【medical-news】冠脉搭桥术:三分之一的死亡是可以避免的
11 June 2008
MedWire News: Around one third of coronary artery bypass graft (CABG) deaths at nine Canadian hospitals could have been avoided if the patients had received optimal care, a study reveals.
A substantial number of preventable deaths were identified even where risk-adjusted mortality rates were low, highlighting the limitations of report cards in detecting significant quality-of-care problems.
Veena Guru (Institute for Clinical Evaluative Sciences, Toronto, Canada) and colleagues conducted a retrospective analysis of 347 randomly selected inhospital deaths after isolated CABG surgery at nine institutions in Ontario, Canada, between 1998 and 2003.
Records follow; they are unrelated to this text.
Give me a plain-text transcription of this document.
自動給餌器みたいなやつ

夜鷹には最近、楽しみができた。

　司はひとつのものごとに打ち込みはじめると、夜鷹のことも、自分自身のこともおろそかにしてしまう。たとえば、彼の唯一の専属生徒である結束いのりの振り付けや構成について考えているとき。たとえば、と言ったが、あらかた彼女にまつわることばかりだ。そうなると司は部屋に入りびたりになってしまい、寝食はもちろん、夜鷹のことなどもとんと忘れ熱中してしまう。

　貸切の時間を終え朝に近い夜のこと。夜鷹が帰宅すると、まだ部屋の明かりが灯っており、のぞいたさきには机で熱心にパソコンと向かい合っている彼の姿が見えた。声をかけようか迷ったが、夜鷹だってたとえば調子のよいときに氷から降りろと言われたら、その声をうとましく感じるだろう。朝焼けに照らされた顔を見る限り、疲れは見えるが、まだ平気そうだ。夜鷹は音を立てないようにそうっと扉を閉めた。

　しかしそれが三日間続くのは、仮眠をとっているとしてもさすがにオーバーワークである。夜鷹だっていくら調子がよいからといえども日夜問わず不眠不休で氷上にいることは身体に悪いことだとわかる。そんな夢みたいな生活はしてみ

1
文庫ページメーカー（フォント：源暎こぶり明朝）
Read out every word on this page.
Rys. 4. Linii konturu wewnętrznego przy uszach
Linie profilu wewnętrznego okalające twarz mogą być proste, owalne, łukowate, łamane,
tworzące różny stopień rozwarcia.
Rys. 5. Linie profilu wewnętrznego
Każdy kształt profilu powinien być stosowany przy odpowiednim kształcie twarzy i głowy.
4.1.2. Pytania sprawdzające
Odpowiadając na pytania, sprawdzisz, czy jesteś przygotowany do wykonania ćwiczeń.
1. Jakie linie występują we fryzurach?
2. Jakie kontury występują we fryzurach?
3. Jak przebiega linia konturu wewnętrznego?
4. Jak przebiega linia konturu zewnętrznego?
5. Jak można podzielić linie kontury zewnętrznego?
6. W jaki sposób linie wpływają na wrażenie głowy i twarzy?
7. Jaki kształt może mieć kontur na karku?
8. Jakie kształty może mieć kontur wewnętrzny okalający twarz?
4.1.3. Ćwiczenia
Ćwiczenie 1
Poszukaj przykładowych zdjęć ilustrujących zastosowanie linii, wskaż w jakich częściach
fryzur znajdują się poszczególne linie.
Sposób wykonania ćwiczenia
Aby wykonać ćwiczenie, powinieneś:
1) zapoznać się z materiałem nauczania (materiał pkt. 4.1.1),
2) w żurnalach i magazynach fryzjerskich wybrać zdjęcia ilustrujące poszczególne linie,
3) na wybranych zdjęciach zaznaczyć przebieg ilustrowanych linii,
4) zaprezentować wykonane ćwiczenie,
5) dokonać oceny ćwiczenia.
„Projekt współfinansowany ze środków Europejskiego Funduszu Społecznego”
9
Two experienced cardiac surgeons blinded to patients, surgeon, and hospital reviewed hospital charts, summarized by trained nurses, to identify preventable death. A third reviewer reassessed any cases on which the first two disagreed.
In all, the surgeons judged 11 (32%) of the deaths to have been preventable, despite low risk-adjusted inhospital mortality rates ranging from 1.3% to 3.1% across hospitals.
Notwithstanding this narrow range for risk-adjusted mortality, the authors note, there was no correlation between risk-adjusted mortality rates and the proportion of preventable deaths across the nine hospitals. The highest proportion of deaths deemed preventable occurred at a center in the mid-range for risk-adjusted mortality.
Based on institutional volumes, the researchers calculated that as many as 107 potentially preventable CABG-related deaths occurred in Ontario in the fiscal year 2000-2001.
The researchers identified more than one preventable cause for a given preventable death. The majority of preventable deaths were attributed to problems in the operating room (86%) or postoperative intensive care unit (61%), with a minority due to problems on the ward (15%).
A large minority of preventable deaths were associated with deviations in perioperative care (32%).
Harlan Krumholz (Yale University, New Haven, Connecticut, USA) noted in a related editorial that measuring and highlighting problems in the healthcare system requires "increasingly sophisticated approaches to diagnosing the underlying causes of suboptimal performance."
He wrote that the necessary insight "may only be achieved through implicit review of patient records and thoughtful investigation of the details of patient care," and that the current study provides an example of how this approach can best be achieved.